As portas foram abertas com força e a dama de vermelho passou, atrás de si seis cavalheiros trajando roupas pretas e com os rostos cobertos, na cintura a correia com suporte para a espada.
-- O que quer comigo Luzia? -- Os lábios levemente repuxados e carnudos da mulher de orbes violeta chamava atenção pela naturalidade em meio a pele escura e os fios pretos que ondulavam perfeitamente pelas costas.
-- É a Sn, ela não está bem. -- Sua mãe tentou manter-se calma enquanto um dos cavalheiros adentrou a frente da mulher:
-- A princesa não lhe deve ajuda. -- A voz dele saiu firme e pode ser visto o emblema cravejado com o selo imperial ao lado direito do peito.
-- Se ela não vai ajudar por que veio? -- A voz veio de seu pai que encarava a todos de maneira rude.
-- Meça suas palavras plebeu.
Não importa o título honorífico que sua família portasse, aos olhos dos de sangue real sempre seriam plebeus, porém a garota de orbes violeta ergueu a destra.
-- Já basta, estou aqui a pedido de minha mãe. Lady Tsubaki e apenas vim lhe informar que será a última vez que terá direito a pedir-lhe algo. Vocês são hipócritas e me escorraçaram quando passei pelo mesmo, agora que direito acham que tem de me pedir ajuda quando se trata do seu sangue?
A mulher riu de leve, achando hilário, Hanâmi Rengoku esposa de Kyojuro o primeiro filho da dinastia das chamas, apenas correspondeu ao chamado por ordem de sua mãe, a garota não era cruel tão pouco lhe faltava empatia, mas seus pais foram verdadeiros atrozes na vida alheia e se não fosse por um pacto bem amarrado a mesma não estaria aqui. De certa forma via agora a oportunidade de devolver o mal que lhe fizeram e de graça, afinal de contas os justos pagam pelos culpados.

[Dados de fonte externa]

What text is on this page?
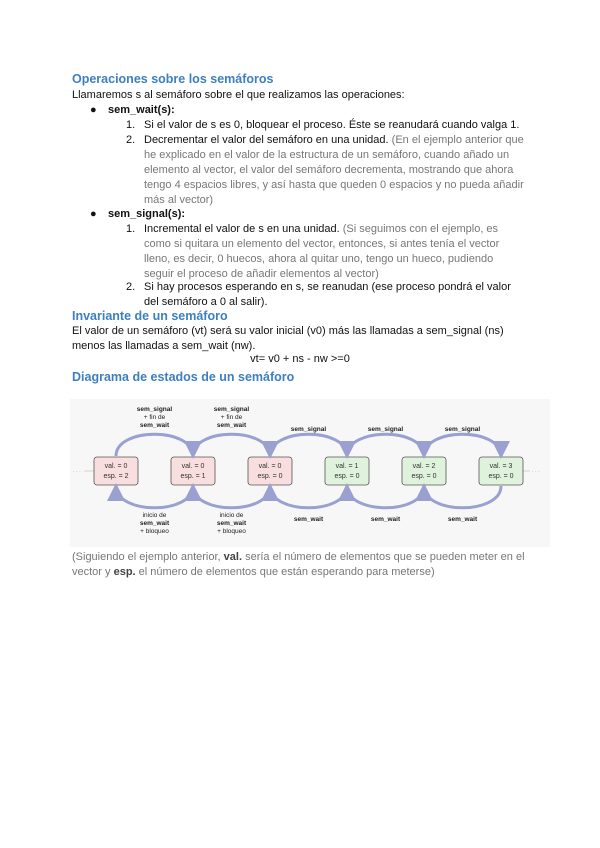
Operaciones sobre los semáforos
Llamaremos s al semáforo sobre el que realizamos las operaciones:
● sem_wait(s):
1. Si el valor de s es 0, bloquear el proceso. Éste se reanudará cuando valga 1.
2. Decrementar el valor del semáforo en una unidad. (En el ejemplo anterior que he explicado en el valor de la estructura de un semáforo, cuando añado un elemento al vector, el valor del semáforo decrementa, mostrando que ahora tengo 4 espacios libres, y así hasta que queden 0 espacios y no pueda añadir más al vector)
● sem_signal(s):
1. Incremental el valor de s en una unidad. (Si seguimos con el ejemplo, es como si quitara un elemento del vector, entonces, si antes tenía el vector lleno, es decir, 0 huecos, ahora al quitar uno, tengo un hueco, pudiendo seguir el proceso de añadir elementos al vector)
2. Si hay procesos esperando en s, se reanudan (ese proceso pondrá el valor del semáforo a 0 al salir).
Invariante de un semáforo
El valor de un semáforo (vt) será su valor inicial (v0) más las llamadas a sem_signal (ns) menos las llamadas a sem_wait (nw).
vt= v0 + ns - nw >=0
Diagrama de estados de un semáforo
· · ·	· · ·
val. = 0
esp. = 2
val. = 0
esp. = 1
val. = 0
esp. = 0
val. = 1
esp. = 0
val. = 2
esp. = 0
val. = 3
esp. = 0
sem_signal
+ fin de
sem_wait
inicio de
sem_wait
+ bloqueo
sem_signal
+ fin de
sem_wait
inicio de
sem_wait
+ bloqueo
sem_signal
sem_wait
sem_signal
sem_wait
sem_signal
sem_wait
(Siguiendo el ejemplo anterior, val. sería el número de elementos que se pueden meter en el vector y esp. el número de elementos que están esperando para meterse)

Hanâmi se aproximou lentamente passando a mão por seu corpo sem encostar como se sentisse o véu da morte que pairava por seu corpo tentando o entender, sentia o pulso doer e a frieza do ambiente que agora exalava de seu corpo e pela primeira vez lhe tocou puxando a mão ao qual foi cortada e tirando o tecido que haviam amarrado conforme tentavam lhe despertar.
Os orbes da mulher vislumbraram a marca descrente e um sorriso de lado beirou ao desgosto.
-- Com tantos demônios para lidar, vocês escolheram logo um da corte infernal? Não sei se são azarados ou burros.
-- E não há nada que você possa fazer? -- Sua mãe perguntou levando a morena a suspirar, a contragosto ela retirou a luva e olhou para cada um:
-- Não trabalharei sem contrato.
-- Bruxa! -- Seu pai se descontrolou e rapidamente um dos guardas que acompanham a princesa sacou a espada e a pressionou contra o pescoço.
-- Meça suas palavras, porco, está diante de uma das próximas rainhas e apesar da lady ser benevolente, seu sangue não é.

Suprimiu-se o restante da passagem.